Benfica no top 10 das “custódias partilhadas” na última década

A “ponte” de empréstimo de jogadores entre os “encarnados” e o Deportivo é das mais prolíferas da Europa e a cedência de Jovic ao Eintracht foi das mais lucrativas. FC Porto também surge referenciado neste estudo do CIES.

,SL Benfica
Foto
Reuters/DANIELE MASCOLO

Ninguém, por cá, empresta tantos jogadores como o Benfica às principais Ligas europeias e poucos clubes o fazem com mais expressão a nível mundial. O FC Porto também surge nesta lista do Observatório do Futebol (CIES), mas são os “encarnados” quem domina a arte de “partilhar a custódia” dos seus futebolistas.

A “ponte” entre o Benfica e vários clubes dos “Big 5” — campeonatos inglês, espanhol, italiano, alemão e francês — tem sido, maioritariamente, frutífera para todas as partes. O campeão português surge em décimo lugar a nível mundial, com 37 jogadores emprestados na última década, o que significa cerca de quatro futebolistas colocados nas principais Ligas em cada temporada, um valor considerável para uma equipa da Liga portuguesa.

O estatuto de “oásis” comprova-se com o restante top 25: o Benfica é a única equipa de fora dos “Big 5” a surgir neste lote e a segunda é… o FC Porto (23.º lugar). As equipas portuguesas são, portanto, entre as Ligas periféricas, as que melhor trabalham os empréstimos para os principais campeonatos, sendo que, para o Benfica, há outros dois dados sintomáticos e mais concretos ainda.

PÚBLICO -
Foto

Primeiro, a parceria com o Deportivo da Corunha, de Espanha, é, a nível global, a segunda mais fértil da última década. Ola John, Sidnei, Hélder Costa, Ivan Cavaleiro, Fariña, Roderick, Luisinho, Urreta e Nélson Oliveira foram os jogadores com viagem feita entre Lisboa e a Galiza. Esta parceria apenas foi superada pela “ponte” entre Udinese e Granada, dois clubes com o mesmo dono.
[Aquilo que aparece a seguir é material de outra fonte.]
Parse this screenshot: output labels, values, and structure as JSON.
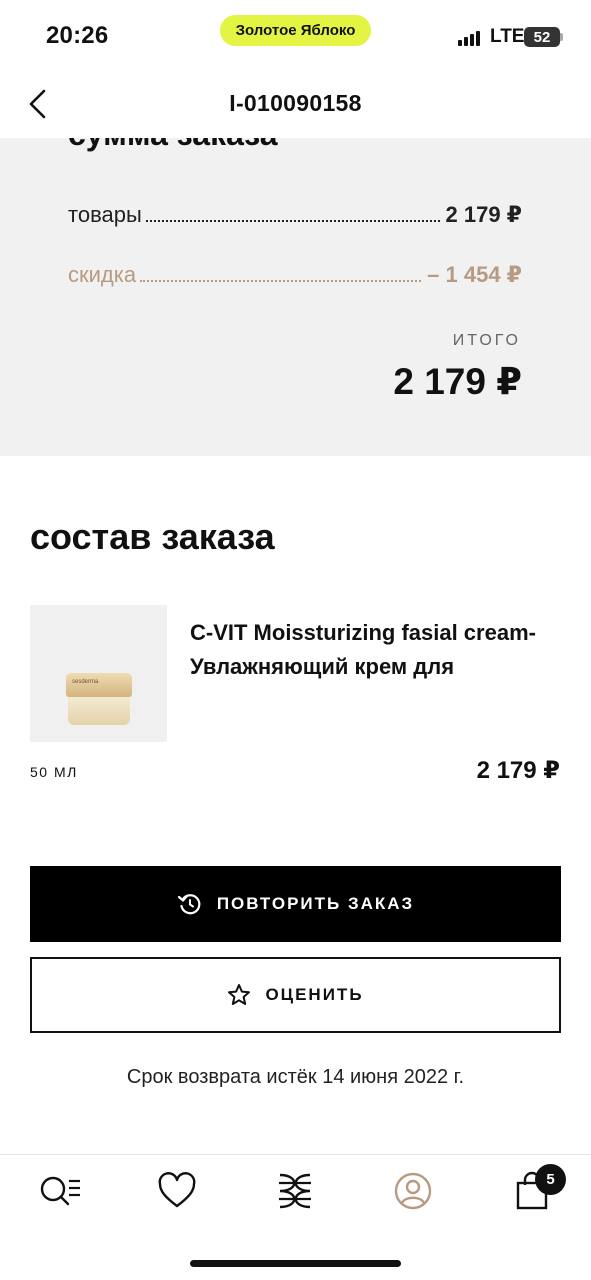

Depois, houve o sucesso de um nome em particular. O sérvio Luka Jovic, emprestado ao Eintracht Frankfurt entre 2017 e 2019, surge no top 5 de jogadores com mais golos marcados em período de empréstimo. O então benfiquista intrometeu-se numa luta com nomes como Zapata e Adebayor e superou mesmo os registos de avançados como Aubameyang (quatro cedências entre 2008 e 2011) ou Lukaku (Everton). E bem pode vangloriar-se o Benfica com este negócio, já que muito lucrou com a “explosão” do jogador na Alemanha e consequente venda do passe ao Real Madrid.
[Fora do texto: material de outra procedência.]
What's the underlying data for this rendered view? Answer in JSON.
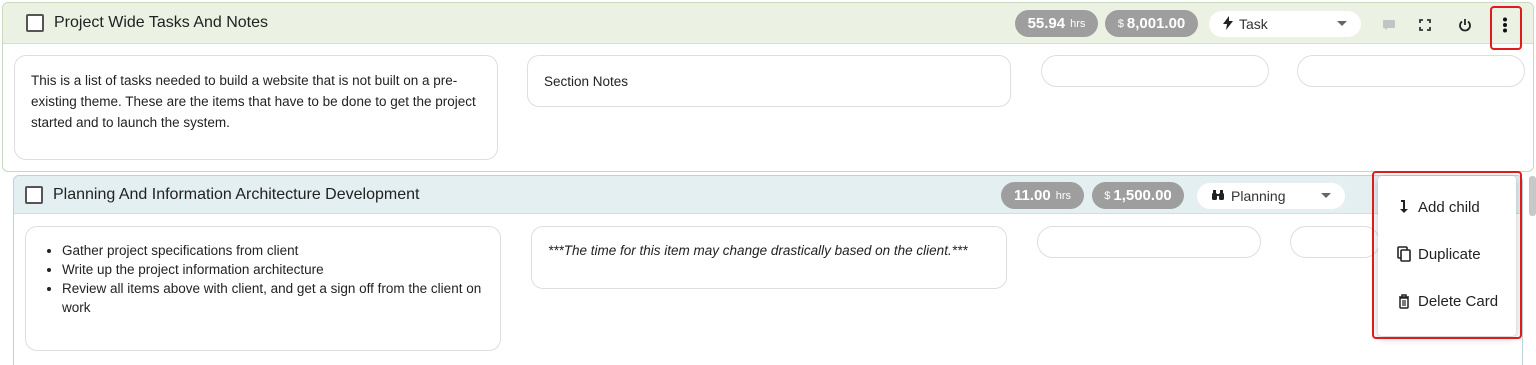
{
  "card1": {
    "title": "Project Wide Tasks And Notes",
    "hours": "55.94",
    "hours_unit": "hrs",
    "currency": "$",
    "amount": "8,001.00",
    "type_icon": "bolt-icon",
    "type_label": "Task",
    "description": "This is a list of tasks needed to build a website that is not built on a pre-existing theme. These are the items that have to be done to get the project started and to launch the system.",
    "notes": "Section Notes"
  },
  "card2": {
    "title": "Planning And Information Architecture Development",
    "hours": "11.00",
    "hours_unit": "hrs",
    "currency": "$",
    "amount": "1,500.00",
    "type_icon": "binoculars-icon",
    "type_label": "Planning",
    "bullets": [
      "Gather project specifications from client",
      "Write up the project information architecture",
      "Review all items above with client, and get a sign off from the client on work"
    ],
    "notes": "***The time for this item may change drastically based on the client.***"
  },
  "menu": {
    "items": [
      {
        "label": "Add child",
        "icon": "arrow-down-icon"
      },
      {
        "label": "Duplicate",
        "icon": "copy-icon"
      },
      {
        "label": "Delete Card",
        "icon": "trash-icon"
      }
    ]
  },
  "colors": {
    "card1_header": "#ebf1e3",
    "card2_header": "#e4eff1",
    "pill": "#9e9e9e",
    "highlight": "#e01b1b"
  }
}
Os empréstimos são, por um lado, um recurso financeiro, e são, por outro, um benefício desportivo. Permitem às equipas, sobretudo as mais poderosas, emprestarem os seus excedentários, dando-lhes minutos de jogo e, possivelmente, obterem lucro numa futura venda. E isto aplica-se a jovens ainda sem espaço, mas também a “empecilhos” inadaptados ao clube-mãe. Há, ainda, o chamado “carrossel” dos empresários, que, com uma carteira de parcerias em mãos, fazem rodar os atletas pelos “seus” clubes, abrindo portas a negócios paralelos.

É com base num ou em vários destes pressupostos que os clubes recheiam os seus quadros com jogadores e que, depois, os espalham pelo globo. E quando conseguem fazê-lo recorrendo a equipas das principais Ligas europeias têm o melhor de três mundos: nível competitivo de excelência, que espoleta a evolução do jogador, exposição maior para o atleta e equipas potencialmente mais capazes de o adquirirem no final do empréstimo. 

Estas duas últimas premissas acabam mesmo por ser as mais frequentes, já que, segundo este relatório do CIES, quase metade dos atletas emprestados a equipas dos “Big 5” acaba por ser transferidos em definitivo após o empréstimo e apenas 30% regressam ao clube-mãe.

Esta lógica de empréstimos tem, porém, um efeito perverso, já assumido pela própria FIFA: os clubes mais poderosos acabam por exercer um certo poder sobre os clubes menores e as “teias” entre empresários e clubes adensam-se. Motivos para algumas Ligas já terem implementado um limite de empréstimos, ainda que se fale de passos mais fortes por parte da FIFA: limitar o número de atletas sob contrato, os empréstimos sucessivos do mesmo jogador e dar a um atleta a possibilidade de romper um contrato após vários empréstimos.